2. Surgical/Interventional Management Remains Standard: The only effective treatment for severe aortic stenosis remains valve replacement, either surgical (SAVR) or transcatheter (TAVR) 2, 6.

3. Promising Preclinical Evidence for RAR Agonists: The 2025 research on RAR agonists 1 represents a potentially groundbreaking approach, suggesting that retinoic acid receptor alpha agonists could be repositioned as a pharmacological strategy to prevent calcification.
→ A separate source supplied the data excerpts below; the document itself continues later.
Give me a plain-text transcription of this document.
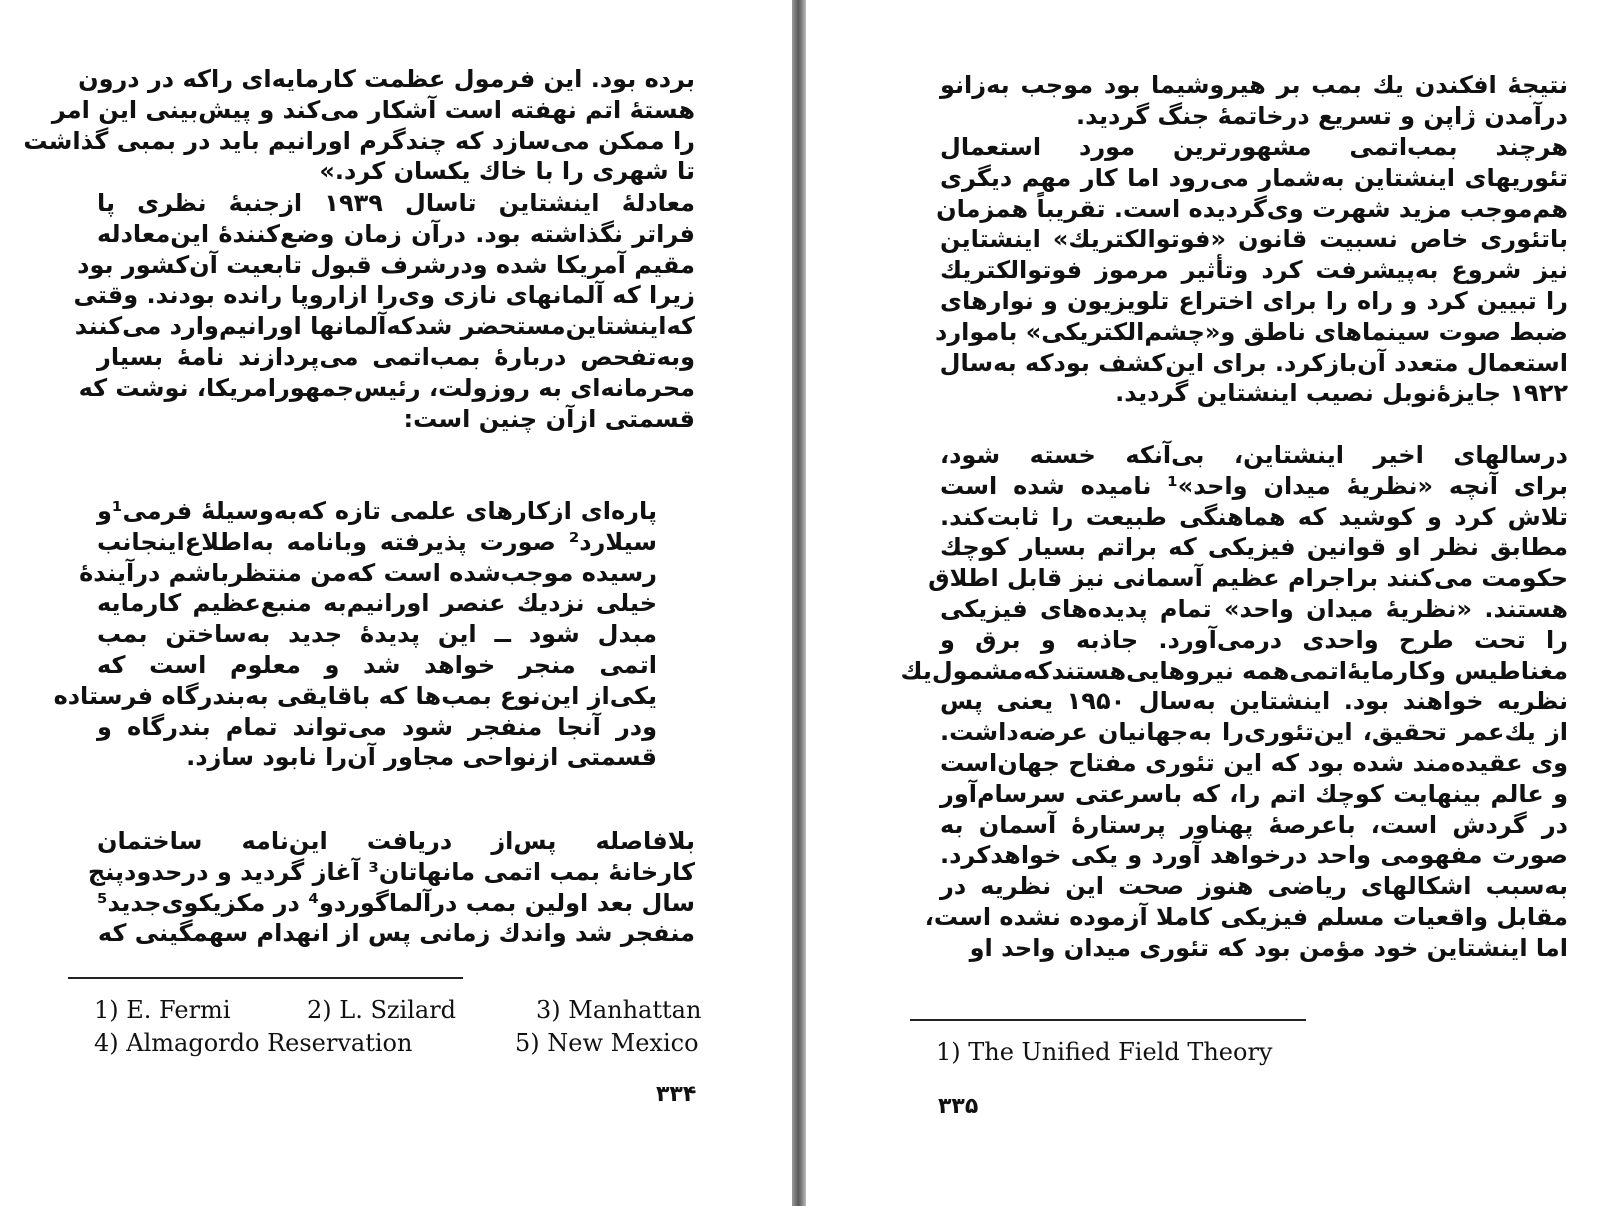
برده بود. این فرمول عظمت کارمایه‌ای راکه در درون
هستهٔ اتم نهفته است آشکار می‌کند و پیش‌بینی این امر
را ممکن می‌سازد که چندگرم اورانیم باید در بمبی گذاشت
تا شهری را با خاك یکسان کرد.»
معادلهٔ اینشتاین تاسال ۱۹۳۹ ازجنبهٔ نظری پا
فراتر نگذاشته بود. درآن زمان وضع‌کنندهٔ این‌معادله
مقیم آمریکا شده ودرشرف قبول تابعیت آن‌کشور بود
زیرا که آلمانهای نازی وی‌را ازاروپا رانده بودند. وقتی
که‌اینشتاین‌مستحضر شدکه‌آلمانها اورانیم‌وارد می‌کنند
وبه‌تفحص دربارهٔ بمب‌اتمی می‌پردازند نامهٔ بسیار
محرمانه‌ای به روزولت، رئیس‌جمهورامریکا، نوشت که
قسمتی ازآن چنین است:
پاره‌ای ازکارهای علمی تازه که‌به‌وسیلهٔ فرمی¹و
سیلارد² صورت پذیرفته وبانامه به‌اطلاع‌اینجانب
رسیده موجب‌شده است که‌من منتظرباشم درآیندهٔ
خیلی نزدیك عنصر اورانیم‌به منبع‌عظیم کارمایه
مبدل شود ــ این پدیدهٔ جدید به‌ساختن بمب‌
اتمی منجر خواهد شد و معلوم است که
یکی‌از این‌نوع بمب‌ها که باقایقی به‌بندرگاه فرستاده
ودر آنجا منفجر شود می‌تواند تمام بندرگاه و
قسمتی ازنواحی مجاور آن‌را نابود سازد.
بلافاصله پس‌از دریافت این‌نامه ساختمان
کارخانهٔ بمب اتمی مانهاتان³ آغاز گردید و درحدودپنج
سال بعد اولین بمب درآلماگوردو⁴ در مکزیکوی‌جدید⁵
منفجر شد واندك زمانی پس از انهدام سهمگینی که
1) E. Fermi	2) L. Szilard	3) Manhattan
4) Almagordo Reservation	5) New Mexico
۳۳۴
نتیجهٔ افکندن یك بمب بر هیروشیما بود موجب به‌زانو
درآمدن ژاپن و تسریع درخاتمهٔ جنگ گردید.
هرچند بمب‌اتمی مشهورترین مورد استعمال
تئوریهای اینشتاین به‌شمار می‌رود اما کار مهم دیگری
هم‌موجب مزید شهرت وی‌گردیده است. تقریباً همزمان
باتئوری خاص نسبیت قانون «فوتوالکتریك» اینشتاین
نیز شروع به‌پیشرفت کرد وتأثیر مرموز فوتوالکتریك
را تبیین کرد و راه را برای اختراع تلویزیون و نوارهای
ضبط صوت سینماهای ناطق و«چشم‌الکتریکی» باموارد
استعمال متعدد آن‌باز‌کرد. برای این‌کشف بودکه به‌سال
۱۹۲۲ جایزهٔ‌نوبل نصیب اینشتاین گردید.
درسالهای اخیر اینشتاین، بی‌آنکه خسته شود،
برای آنچه «نظریهٔ میدان واحد»¹ نامیده شده است
تلاش کرد و کوشید که هماهنگی طبیعت را ثابت‌کند.
مطابق نظر او قوانین فیزیکی که براتم بسیار کوچك
حکومت می‌کنند براجرام عظیم آسمانی نیز قابل اطلاق
هستند. «نظریهٔ میدان واحد» تمام پدیده‌های فیزیکی
را تحت طرح واحدی درمی‌آورد. جاذبه و برق و
مغناطیس وکارمایهٔ‌اتمی‌همه نیروهایی‌هستندکه‌مشمول‌یك
نظریه خواهند بود. اینشتاین به‌سال ۱۹۵۰ یعنی پس
از یك‌عمر تحقیق، این‌تئوری‌را به‌جهانیان عرضه‌داشت.
وی عقیده‌مند شده بود که این تئوری مفتاح جهان‌است
و عالم بینهایت کوچك اتم را، که باسرعتی سرسام‌آور
در گردش است، باعرصهٔ پهناور پرستارهٔ آسمان به
صورت مفهومی واحد درخواهد آورد و یکی خواهدکرد.
به‌سبب اشکالهای ریاضی هنوز صحت این نظریه در
مقابل واقعیات مسلم فیزیکی کاملا آزموده نشده است،
اما اینشتاین خود مؤمن بود که تئوری میدان واحد او
1) The Unified Field Theory
۳۳۵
4. Need for Clinical Trials: Before RAR agonists can be recommended for clinical use, randomized controlled trials are needed to establish safety and efficacy in humans.

Future Directions

The preclinical evidence for RAR agonists is promising and suggests several potential avenues for clinical development:

1. Drug Repositioning: All-trans retinoic acid is already approved for other indications (notably acute promyelocytic leukemia), potentially facilitating faster clinical translation

2. Targeted Populations: Initial clinical trials might focus on high-risk populations such as:

   • Patients with bicuspid aortic valves
   • Patients with early calcific changes but not yet severe stenosis
   • Patients with bioprosthetic valves to prevent structural valve deterioration

3. Biomarker Development: Research into ALDH1A1 levels might help identify patients most likely to benefit from RAR agonist therapy

Conclusion

While RAR agonists show promise in preclinical studies for slowing aortic valve calcification, current clinical guidelines do not yet support any medical therapy for this purpose. The recent identification of the ALDH1A1 pathway and potential benefit of retinoic acid receptor alpha agonists represents an exciting new direction, but requires clinical validation before implementation in practice.